Elimden geldiğince, söz verdiğim şekilde bu sene daha fazla paylaşım yapmaya çalışacağım. Fırsat buldukça bir iki satır karalamaya devam edeceğim. Fakat son bir kaç günüm biraz stresli ve yoğun geçti. Bir çok şeye yeteri kadar odaklanamadım. Odaklanmakta zorlandım…
Genellikle akşamları eve geçince, kafam rahat olursa kitap dışında dergi ya da gazete okumaya çalışıyorum. (Gazete mi demeyin Oksijen gazetesinden bahsediyorum…) Her ne kadar ara ara yeni GQ dergileri alıyor olsam da arada eskilerini de açar gözüme güzel gelen moda sayfalarına uzun uzun bakar, makaleleri tekrar okumaya çalışırım. Tabii GQ okuyoruz da ne değişiyor diye sormayın… Okumak güzeldir. Bu arada sadece GQ değil, aylık edebiyat ve felsefe dergilerini de düzenli takip etmeye çalışıyorum… Ancak yukarıda da bahsettim ya, son bir kaç gündür; hatta bir kaç haftadır karmaşıklık ve yoğunluk aldı başını gidiyor…
Bu akşam sakin bir günün ardından bir kaç ay önce aldığım Kafka Okur dergisinin kapağında Oscar Wilde’ın olduğunu hatırladım… Tabii ki sayfaları yeniden çevirmeden, bir iki satır bir şeyler okumadan günü sonlandırmak olmazdı…
Her birimiz içimizde taşırız, hem Cenneti hem Cehennemi.
Oscar Wilde
Oscar Wilde’ın trajik yaşamı hakkında bir şeyler karalayacak değilim.
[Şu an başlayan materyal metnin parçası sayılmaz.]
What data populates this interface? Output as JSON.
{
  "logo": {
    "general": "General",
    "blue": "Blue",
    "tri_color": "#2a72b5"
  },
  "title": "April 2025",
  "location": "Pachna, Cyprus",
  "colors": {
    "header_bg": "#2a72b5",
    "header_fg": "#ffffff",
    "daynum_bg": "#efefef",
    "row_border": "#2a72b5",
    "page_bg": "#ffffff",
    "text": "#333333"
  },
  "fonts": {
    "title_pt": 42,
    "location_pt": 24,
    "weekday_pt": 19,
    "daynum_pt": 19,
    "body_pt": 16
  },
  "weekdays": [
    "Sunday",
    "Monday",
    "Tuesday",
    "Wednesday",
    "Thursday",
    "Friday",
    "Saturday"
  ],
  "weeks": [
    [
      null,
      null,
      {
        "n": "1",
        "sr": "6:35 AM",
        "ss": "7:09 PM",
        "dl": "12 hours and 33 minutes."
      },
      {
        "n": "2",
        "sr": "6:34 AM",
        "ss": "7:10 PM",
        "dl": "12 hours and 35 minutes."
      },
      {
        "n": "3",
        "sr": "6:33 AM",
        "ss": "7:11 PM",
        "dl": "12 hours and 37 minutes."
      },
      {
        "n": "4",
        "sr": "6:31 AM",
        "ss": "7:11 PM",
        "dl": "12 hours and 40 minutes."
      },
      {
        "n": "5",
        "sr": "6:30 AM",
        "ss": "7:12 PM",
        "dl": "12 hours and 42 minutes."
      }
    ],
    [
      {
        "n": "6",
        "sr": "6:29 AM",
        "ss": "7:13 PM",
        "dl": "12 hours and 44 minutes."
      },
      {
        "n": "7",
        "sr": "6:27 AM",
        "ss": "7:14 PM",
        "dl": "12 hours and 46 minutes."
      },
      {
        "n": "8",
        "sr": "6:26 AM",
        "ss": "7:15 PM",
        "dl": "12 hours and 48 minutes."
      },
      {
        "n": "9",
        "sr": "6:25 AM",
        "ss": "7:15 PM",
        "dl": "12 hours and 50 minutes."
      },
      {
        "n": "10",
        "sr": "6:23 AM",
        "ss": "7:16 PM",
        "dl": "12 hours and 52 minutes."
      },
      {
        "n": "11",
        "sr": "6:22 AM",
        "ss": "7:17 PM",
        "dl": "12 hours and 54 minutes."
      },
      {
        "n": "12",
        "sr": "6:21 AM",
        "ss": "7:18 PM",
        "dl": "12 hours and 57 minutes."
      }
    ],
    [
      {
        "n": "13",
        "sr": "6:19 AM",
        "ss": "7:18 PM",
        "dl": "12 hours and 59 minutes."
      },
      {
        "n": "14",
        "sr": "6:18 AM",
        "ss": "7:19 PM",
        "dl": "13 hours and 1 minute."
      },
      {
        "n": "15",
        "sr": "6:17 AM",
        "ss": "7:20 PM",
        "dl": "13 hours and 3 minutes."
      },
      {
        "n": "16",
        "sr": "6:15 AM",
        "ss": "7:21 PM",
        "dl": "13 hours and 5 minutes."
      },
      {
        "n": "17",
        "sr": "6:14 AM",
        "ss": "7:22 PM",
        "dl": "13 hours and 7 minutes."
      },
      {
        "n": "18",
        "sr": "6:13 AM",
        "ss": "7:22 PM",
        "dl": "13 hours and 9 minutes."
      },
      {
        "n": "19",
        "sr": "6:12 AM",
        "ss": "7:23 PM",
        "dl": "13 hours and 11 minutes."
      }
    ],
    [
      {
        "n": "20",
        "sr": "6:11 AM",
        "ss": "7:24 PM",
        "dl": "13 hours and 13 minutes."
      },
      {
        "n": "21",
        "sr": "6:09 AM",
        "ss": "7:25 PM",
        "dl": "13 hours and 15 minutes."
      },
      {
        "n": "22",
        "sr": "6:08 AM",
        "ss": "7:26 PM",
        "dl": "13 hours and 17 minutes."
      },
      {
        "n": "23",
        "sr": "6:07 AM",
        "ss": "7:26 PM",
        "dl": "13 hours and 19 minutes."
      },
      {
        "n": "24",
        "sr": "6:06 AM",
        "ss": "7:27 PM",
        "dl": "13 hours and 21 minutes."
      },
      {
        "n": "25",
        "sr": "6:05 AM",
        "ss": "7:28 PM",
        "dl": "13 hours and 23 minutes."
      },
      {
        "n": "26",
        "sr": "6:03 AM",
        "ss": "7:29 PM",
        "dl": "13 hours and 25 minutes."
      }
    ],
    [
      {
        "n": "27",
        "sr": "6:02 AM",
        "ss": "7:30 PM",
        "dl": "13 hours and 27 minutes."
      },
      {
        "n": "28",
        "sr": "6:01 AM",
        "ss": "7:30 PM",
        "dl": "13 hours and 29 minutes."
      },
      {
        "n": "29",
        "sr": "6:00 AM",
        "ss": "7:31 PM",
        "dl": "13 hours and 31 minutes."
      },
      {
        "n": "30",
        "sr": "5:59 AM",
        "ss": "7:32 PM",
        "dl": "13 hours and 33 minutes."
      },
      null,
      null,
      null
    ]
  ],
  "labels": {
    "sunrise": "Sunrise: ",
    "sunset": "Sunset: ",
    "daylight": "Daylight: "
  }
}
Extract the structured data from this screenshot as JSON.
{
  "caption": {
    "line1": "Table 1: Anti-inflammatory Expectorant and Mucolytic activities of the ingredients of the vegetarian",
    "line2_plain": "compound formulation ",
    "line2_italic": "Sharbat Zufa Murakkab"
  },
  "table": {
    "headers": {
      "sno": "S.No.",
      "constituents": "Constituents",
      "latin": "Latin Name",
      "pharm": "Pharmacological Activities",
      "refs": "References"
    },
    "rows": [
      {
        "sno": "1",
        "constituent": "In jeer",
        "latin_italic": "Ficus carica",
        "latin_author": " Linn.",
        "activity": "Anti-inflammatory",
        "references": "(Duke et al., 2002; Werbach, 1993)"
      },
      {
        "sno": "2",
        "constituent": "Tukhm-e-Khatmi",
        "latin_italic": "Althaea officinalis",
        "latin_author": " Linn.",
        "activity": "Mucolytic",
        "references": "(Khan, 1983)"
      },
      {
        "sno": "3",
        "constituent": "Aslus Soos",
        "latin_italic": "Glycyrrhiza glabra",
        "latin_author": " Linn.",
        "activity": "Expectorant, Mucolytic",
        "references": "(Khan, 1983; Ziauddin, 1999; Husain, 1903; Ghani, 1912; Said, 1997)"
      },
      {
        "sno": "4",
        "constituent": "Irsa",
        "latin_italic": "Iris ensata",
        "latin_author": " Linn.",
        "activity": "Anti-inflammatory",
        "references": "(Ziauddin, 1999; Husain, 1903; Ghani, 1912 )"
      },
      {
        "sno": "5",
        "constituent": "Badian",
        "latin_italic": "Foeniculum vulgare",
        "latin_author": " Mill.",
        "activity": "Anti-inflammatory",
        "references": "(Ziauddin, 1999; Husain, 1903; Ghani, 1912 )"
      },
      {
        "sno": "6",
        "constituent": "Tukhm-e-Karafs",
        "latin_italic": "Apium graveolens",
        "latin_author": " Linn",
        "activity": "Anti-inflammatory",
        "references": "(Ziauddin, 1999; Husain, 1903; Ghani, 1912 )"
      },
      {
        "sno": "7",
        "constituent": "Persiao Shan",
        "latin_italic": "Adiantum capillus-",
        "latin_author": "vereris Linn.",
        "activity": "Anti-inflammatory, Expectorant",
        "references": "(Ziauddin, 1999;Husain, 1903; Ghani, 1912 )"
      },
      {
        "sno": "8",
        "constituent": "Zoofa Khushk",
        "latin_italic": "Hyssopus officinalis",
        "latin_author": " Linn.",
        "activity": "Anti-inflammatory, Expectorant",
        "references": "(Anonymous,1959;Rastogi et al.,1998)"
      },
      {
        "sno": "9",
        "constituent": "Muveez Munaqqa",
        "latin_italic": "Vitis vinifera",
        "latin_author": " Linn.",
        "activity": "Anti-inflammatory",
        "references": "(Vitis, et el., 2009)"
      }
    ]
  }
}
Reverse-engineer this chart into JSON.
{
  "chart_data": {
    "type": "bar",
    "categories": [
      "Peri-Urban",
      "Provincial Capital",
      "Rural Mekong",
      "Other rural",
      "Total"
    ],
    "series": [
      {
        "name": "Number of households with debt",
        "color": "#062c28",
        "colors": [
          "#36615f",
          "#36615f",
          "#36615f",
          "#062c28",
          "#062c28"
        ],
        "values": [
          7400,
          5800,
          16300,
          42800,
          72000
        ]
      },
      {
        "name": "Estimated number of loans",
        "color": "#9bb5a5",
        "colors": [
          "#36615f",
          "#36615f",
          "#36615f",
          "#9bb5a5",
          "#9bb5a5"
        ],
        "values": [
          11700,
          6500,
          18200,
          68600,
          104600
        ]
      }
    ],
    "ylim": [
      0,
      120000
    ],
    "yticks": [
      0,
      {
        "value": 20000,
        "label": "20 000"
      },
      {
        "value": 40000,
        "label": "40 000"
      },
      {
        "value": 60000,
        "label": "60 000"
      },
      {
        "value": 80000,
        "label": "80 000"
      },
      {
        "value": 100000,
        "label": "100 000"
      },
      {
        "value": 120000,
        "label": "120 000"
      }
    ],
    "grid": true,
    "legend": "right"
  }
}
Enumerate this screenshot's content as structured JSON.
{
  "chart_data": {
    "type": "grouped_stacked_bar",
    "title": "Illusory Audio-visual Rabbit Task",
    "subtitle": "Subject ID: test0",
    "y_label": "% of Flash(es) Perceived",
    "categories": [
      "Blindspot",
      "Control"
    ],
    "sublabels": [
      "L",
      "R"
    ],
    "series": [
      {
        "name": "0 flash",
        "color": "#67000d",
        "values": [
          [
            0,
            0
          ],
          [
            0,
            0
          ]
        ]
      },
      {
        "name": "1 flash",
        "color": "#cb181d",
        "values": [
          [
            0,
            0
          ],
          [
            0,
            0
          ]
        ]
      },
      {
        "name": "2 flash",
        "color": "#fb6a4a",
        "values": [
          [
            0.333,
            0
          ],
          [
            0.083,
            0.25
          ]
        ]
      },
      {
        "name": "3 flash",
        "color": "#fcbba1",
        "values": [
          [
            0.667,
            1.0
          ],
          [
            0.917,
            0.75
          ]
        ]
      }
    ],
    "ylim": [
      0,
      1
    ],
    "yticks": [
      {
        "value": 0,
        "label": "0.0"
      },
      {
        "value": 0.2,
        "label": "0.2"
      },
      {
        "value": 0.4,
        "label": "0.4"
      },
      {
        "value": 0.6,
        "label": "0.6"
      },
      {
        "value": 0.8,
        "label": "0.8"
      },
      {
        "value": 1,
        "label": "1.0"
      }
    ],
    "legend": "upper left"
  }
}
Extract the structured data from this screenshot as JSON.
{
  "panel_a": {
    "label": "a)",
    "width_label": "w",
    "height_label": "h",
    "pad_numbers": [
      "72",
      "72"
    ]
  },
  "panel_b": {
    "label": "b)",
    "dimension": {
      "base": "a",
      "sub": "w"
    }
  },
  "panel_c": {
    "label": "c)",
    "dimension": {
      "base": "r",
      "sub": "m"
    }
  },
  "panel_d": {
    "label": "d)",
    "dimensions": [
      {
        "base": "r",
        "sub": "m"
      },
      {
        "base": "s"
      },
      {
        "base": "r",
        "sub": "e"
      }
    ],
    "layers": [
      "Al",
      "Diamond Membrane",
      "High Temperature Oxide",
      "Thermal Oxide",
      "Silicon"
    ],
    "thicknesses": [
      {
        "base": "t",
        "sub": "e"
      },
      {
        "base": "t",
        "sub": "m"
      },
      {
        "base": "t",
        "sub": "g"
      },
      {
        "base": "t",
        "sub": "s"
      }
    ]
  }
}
Ancak ünlü Reading Baladı’ndan (ki dergiyi okuyunca haberim olmuştu, iyi ki de olmuş.) bir kaç satırı sizlerle paylaşmak istiyorum…
…
Kulak verin sözlerime iyice
Herkes öldürebilir sevdiğini,
Kimi bir bakışıyla yapar bunu
Kimi dalkavukça sözlerle…
Korkaklar öpücük ile öldürür
Yürekliler kılıç darbeleriyle.
Kimi gençken öldürür sevdiğini
Kimileri yaşlı iken öldürür;
Şehvetli ellerle öldürür kimi
Kimi altından ellerle öldürür.
Merhametli kişi bıçak kullanır
Çünkü bıçakla ölen çabuk soğur…
Kimi aşk kısadır, kimi uzundur
Kimi satar kimi de satın alır.
Kimi gözyaşı döker öldürürken;
Kimi kılı kıpırdamadan öldürür!
Herkes öldürebilir sevdiğini
Ama herkes öldürdü diye ölmez…
…
Tabii derginin sayfalarını karıştırıp okumaya devam ederken, son sayfaya geldim biraz gözlerim yorulmuş halde… Ne de güzel sonlanmış meğer dergi şu satırlarla beraber…
Sevdiğimiz zaman, aşk o kadar büyüktür ki, bir bütün olarak içimize sığmaz; sevdiğimiz insana doğru yayılır, onda kendisini durduran, başlangıç noktasına geri dönmeye zorlayan bir yüzey bulur; işte karşımızdakinin hisleri dediğimiz şey, kendi sevgimizin çarpıp geri dönüşüdür; bizi gidişten daha fazla etkilemesinin, büyülemesinin sebebiyse, kendimizden çıktığını fark etmeyişimizdir.
Marcel PROUST
Kalın sağlıcakla… Sevgilerle, saygılarla.